Saturday, March 19, 2011

And this is why you better be buying for the long term

This is a pretty good read about a guy that bought and a couple of years later wants to sell. Big losses!

Losing BIG

Let me preface this by saying that I never wanted to buy a home. I knew the financial risks, the fact that in most cases you have to stay in a home a long time to even have a chance of making it a profitable investment, and that a home can take a lot of effort and money to maintain. My wife, on the other hand, just couldn't fathom the idea of not purchasing a house once our son was born even though we had lived together happily in various apartments for almost 10 years. While I tried in vein to explain the many downsides to home ownership, I just couldn't break through to her, and therefore gave in as any good husband should. Big mistake!

Three years after purchasing our home in the spring of 2008, my wife now sees the light and finds the idea of home ownership as repugnant as I always have. Due to a multitude of reasons and factors, we decided to put our home on the market. It's now been over a year and we've yet to sell, but when we do, we stand to lose a boatload of money. As hard as it is to believe at times, and while the two often correlate, sometimes happiness really is more important than money.....

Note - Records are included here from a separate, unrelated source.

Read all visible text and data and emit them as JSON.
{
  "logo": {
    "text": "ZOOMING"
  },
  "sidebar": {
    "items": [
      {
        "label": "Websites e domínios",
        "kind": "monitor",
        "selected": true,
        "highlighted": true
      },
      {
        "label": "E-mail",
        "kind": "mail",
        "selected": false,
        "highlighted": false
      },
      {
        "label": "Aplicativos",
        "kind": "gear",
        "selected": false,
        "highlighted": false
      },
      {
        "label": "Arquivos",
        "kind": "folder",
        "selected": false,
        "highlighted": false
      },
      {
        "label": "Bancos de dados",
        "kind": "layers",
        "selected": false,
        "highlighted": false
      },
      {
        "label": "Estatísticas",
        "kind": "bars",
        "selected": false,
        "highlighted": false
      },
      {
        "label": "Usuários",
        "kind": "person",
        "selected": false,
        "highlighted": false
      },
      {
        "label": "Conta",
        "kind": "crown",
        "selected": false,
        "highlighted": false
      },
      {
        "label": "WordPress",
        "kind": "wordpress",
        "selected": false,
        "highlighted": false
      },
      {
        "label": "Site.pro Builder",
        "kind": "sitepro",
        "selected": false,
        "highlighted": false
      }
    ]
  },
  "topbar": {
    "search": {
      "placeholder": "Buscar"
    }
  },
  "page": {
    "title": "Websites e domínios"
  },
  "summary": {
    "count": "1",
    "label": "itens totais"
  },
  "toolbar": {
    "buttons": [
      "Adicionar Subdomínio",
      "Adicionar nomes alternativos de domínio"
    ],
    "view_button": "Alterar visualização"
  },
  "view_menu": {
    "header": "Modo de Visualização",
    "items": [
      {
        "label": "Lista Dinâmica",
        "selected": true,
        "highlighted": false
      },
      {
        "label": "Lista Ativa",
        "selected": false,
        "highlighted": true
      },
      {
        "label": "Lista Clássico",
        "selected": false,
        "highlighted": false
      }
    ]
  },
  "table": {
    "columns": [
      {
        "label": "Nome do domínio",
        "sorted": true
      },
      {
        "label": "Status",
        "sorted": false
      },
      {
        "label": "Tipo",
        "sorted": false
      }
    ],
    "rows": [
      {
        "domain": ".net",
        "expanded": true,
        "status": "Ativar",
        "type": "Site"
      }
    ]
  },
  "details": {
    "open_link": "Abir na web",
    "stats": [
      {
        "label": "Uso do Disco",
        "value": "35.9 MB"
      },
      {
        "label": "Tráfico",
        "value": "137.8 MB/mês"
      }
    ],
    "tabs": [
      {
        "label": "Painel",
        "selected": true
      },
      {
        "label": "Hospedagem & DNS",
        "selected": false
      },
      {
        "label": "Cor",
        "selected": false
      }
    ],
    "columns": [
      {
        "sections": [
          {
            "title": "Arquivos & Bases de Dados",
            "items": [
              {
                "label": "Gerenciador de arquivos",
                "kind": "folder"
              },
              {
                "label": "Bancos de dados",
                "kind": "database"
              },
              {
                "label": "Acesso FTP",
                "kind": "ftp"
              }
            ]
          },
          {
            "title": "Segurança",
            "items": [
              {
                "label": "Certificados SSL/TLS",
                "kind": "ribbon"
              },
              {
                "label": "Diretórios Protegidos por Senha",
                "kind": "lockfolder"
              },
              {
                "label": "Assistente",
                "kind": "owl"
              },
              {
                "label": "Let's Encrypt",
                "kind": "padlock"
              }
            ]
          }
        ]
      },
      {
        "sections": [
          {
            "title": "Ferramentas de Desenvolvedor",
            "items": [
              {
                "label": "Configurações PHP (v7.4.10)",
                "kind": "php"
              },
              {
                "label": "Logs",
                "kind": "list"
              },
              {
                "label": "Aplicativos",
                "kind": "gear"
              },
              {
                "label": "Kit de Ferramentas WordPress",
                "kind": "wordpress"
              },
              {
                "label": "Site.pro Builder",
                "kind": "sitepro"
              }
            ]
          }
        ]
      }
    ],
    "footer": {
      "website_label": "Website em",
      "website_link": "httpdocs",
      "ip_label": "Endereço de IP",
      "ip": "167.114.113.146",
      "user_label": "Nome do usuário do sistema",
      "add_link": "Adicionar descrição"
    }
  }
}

Skip ahead again to the present. With continued real estate market issues, we now have our home listed at $249,000, a full $45,000 under our purchase price. Now you might be asking yourself why we don't just take it off the market and wait out this rough patch. It's a good question, one that I have asked myself a multitude of times, and one that's hard to answer without a person being in our situation. Let's just say that being closer to my ailing mother in Washington, our happiness, and the opportunity to be out from under what to us is a heavy burden, is worth the loss, be it a big one. So get ready for the numbers.

Even if we sell our home for the full asking price, which I don't count on happening in this market, it will be well under the price we paid three years ago.

- Loss of $45,000 on price of home
- 5% Realtor's commission on $249,000 is $12,450
- 3% closing costs on $249,000 is $7,470
- Total losses on the sale of the home at its current price would be just under $65,000.

This doesn't even factor in the increased costs of owning a home as compared with the apartment we were renting for $780 a month with free heat, water and trash. Things like annual property taxes, homeowner's insurance, increased utilities, repairs and maintenance, interest on our mortgage, and similar costs add additional tens of thousands of dollars to our losses, unless you want to consider them costs of the opportunity to live in a house.

3 comments:

William said...

All of this is true now, except before the housing meltdown the home may had gained equity. Buying a house is an investment just like any other investment it should be considered long-term and timed right, because as I have learned there are wrong times to buy a house namely when a market becomes overheated due to forces that help manipulate prices upward, ie. loose and foolish lending standards combined with low interest rates. The housing market in 2005-07 is similar to the Nasdaq stock market in 1999 and 2000 or the Dow Jones in the late 1920's. Irrational exhuberance as Alan Greenspan once noted is something that I have come to realize is precursor to a market crash.

golfer_X said...

A house in NOT an investment. A house is a place to live. Under normal circumstances the value of a house only keeps up with inflation. Some people are lucky enough to make a tidy profit by selling during booms but you cannot expect that. A house should not be viewed as an investment. That's what got us in the mess. My starter home that I purchased in 1988 for $110k is only worth about $150k today. That is a pathetic investment that yielded returns of less than 1.5% per year. That's far less than inflation. So as an investment it sucked but as a home it was great.

NYC Condo said...

The only time I'd consider your home an investment is if you are renting out part of your home (eg: guest house in the back, renting rooms out, basement apartment, duplex).